Companies in tax loss – which are most crucial to innovation – were particularly disadvantaged to the extent they were too large to access the Tax Offset, because anti-avoidance measures meant the natural attractiveness of tax losses to an acquirer often could not be exploited. The Report acknowledged that while such anti-avoidance measures are necessary, such measures have a dampening effect on investment in start-up companies.

Finally, the Report notes that even if eligibility criteria are met, it may not positively influence firms’ behaviour. The Concession is accounted for “below the line” and so does not factor sufficiently into decision-making, reducing the impact that the Concession can have on decisions relating to R&D expenditure. Further, delays in accessing the benefits have an adverse impact firms’ behaviour – paying benefits in the year post-expenditure may not be soon enough to positively influence behaviour.

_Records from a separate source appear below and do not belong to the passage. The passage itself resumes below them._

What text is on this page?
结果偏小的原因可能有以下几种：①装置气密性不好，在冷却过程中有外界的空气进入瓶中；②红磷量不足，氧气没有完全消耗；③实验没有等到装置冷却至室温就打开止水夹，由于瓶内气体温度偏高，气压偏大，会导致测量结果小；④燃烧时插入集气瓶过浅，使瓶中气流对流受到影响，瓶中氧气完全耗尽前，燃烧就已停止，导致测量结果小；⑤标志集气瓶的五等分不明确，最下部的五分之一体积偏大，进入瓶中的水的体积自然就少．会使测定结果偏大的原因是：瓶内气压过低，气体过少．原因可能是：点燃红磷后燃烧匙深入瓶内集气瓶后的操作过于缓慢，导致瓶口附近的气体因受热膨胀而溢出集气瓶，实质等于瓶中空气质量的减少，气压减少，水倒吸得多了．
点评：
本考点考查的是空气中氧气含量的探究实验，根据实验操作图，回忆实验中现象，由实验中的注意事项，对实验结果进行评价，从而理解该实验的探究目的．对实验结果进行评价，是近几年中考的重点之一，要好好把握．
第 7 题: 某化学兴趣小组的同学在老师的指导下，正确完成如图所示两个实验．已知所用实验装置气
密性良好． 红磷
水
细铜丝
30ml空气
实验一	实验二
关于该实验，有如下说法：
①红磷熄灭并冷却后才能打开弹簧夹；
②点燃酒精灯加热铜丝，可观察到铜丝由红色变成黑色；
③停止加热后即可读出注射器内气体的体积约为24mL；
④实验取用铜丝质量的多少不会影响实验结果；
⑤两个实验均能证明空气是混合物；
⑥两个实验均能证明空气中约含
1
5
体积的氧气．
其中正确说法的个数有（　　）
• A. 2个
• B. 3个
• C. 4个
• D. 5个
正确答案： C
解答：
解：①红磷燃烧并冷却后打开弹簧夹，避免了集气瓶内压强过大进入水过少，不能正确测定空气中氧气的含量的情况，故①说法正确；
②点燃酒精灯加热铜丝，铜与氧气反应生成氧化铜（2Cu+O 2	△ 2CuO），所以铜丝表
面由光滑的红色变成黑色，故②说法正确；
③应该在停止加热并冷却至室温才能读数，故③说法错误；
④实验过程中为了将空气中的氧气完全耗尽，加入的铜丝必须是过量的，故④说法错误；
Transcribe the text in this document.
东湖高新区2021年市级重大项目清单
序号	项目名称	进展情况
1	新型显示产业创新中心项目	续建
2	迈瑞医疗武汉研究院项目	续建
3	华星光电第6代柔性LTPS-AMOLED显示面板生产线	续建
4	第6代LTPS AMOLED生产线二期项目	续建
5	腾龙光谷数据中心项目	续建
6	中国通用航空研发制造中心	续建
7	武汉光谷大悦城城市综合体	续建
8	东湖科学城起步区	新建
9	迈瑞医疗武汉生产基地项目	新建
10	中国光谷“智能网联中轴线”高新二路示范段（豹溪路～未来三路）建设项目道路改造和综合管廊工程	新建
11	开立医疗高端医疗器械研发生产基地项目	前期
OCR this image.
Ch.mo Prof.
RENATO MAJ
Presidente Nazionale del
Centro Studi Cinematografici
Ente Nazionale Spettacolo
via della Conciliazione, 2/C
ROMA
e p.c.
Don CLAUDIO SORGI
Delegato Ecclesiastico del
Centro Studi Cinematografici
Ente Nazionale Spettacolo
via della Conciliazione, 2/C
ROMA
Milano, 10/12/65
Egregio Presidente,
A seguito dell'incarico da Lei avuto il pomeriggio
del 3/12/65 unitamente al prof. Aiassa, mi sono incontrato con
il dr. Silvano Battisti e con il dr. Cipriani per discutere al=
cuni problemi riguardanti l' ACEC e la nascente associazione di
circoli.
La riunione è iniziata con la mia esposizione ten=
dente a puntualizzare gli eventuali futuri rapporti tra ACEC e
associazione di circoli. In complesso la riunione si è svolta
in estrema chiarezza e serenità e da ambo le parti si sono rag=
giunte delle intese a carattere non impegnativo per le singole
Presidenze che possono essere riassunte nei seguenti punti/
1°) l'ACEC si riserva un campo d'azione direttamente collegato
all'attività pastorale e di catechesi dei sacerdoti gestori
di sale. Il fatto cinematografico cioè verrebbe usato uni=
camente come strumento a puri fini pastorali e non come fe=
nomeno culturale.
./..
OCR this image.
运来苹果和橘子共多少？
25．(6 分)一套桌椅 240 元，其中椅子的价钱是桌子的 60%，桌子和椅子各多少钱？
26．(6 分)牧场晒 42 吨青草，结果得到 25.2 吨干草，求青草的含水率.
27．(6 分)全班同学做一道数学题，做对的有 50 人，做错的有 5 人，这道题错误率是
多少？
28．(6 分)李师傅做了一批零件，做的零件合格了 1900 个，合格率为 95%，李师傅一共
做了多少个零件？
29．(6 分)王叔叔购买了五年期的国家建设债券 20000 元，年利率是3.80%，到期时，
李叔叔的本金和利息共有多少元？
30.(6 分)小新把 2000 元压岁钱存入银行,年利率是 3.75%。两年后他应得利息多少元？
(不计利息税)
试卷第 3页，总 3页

Instead, the Report proposes:

  • a non-refundable tax credit of 40% to support all R&D activity undertaken in Australia; and
  • a refundable 50% tax credit for smaller firms (with a tenfold increase in what is considered a small firm – from $5 million to $50 million),
    which in each case apply to any research activity carried out in Australia, regardless of firm ownership.
A tax credit is accounted for “above the line” in firm budgets and so will have a more direct effect on firms’ decision-making. The simpler rules will also make it easier for firms’ to assess the impact of the credit, and take appropriate decisions.
The Report emphasises that tax-based entitlement measures are not suited to supporting large joint or collaborative projects and that additional programs more directly suited to these areas be maintained.

Scope of R&D activities
The Report notes that the scope of R&D supported by tax-based incentive schemes should be broadened beyond R&D entailing substantial technical risk. If it is impractical to do this with either the Concession or the tax credit, alternative programs should be developed. Specific recommendations include:

  • R&D on open source programs should qualify for the multiple sale test and potentially benefit from relaxed requirements in relation to the degree of “technical risk” required, since development of open source software generates clear spillovers for the rest of the community;
  • the ability of “whole of mine” and similar claims to access the Concession, or the proposed credit, should be constrained.
Recommendations
In summary, the Report calls for:

  • a return to a classical tax system with a lower corporate tax rate and the abolition of dividend imputation;
  • changing the incentive system from a tax deduction to a tax credit – specifically a 40% non-refundable credit available to large firms and a 50% refundable tax credit available to small firms, redefined to be firms with turnover under $50 million;
  • all R&D undertaken in Australia which meets relevant definitions be eligible for the tax credit;
  • further work should be undertaken to determine the feasibility of expanding the scope of R&D eligible for the tax credit; and
  • managing the timing of payment of the tax credit (but having regard to the likely benefit versus the administrative and compliance costs and the need to manage risk).

1 comment:

John Haining, Director - Innovation Services said...

Welcome to the conversation on "Venturous Australia". I have chosen this post to reply to as it conincides nicely with our business domain: R&D tax concessions and grants.

I look forward to hearing more of what Gilbert + Tobin has to say on the subject of innovation and the role provider firms can play as part of the National Innovation System.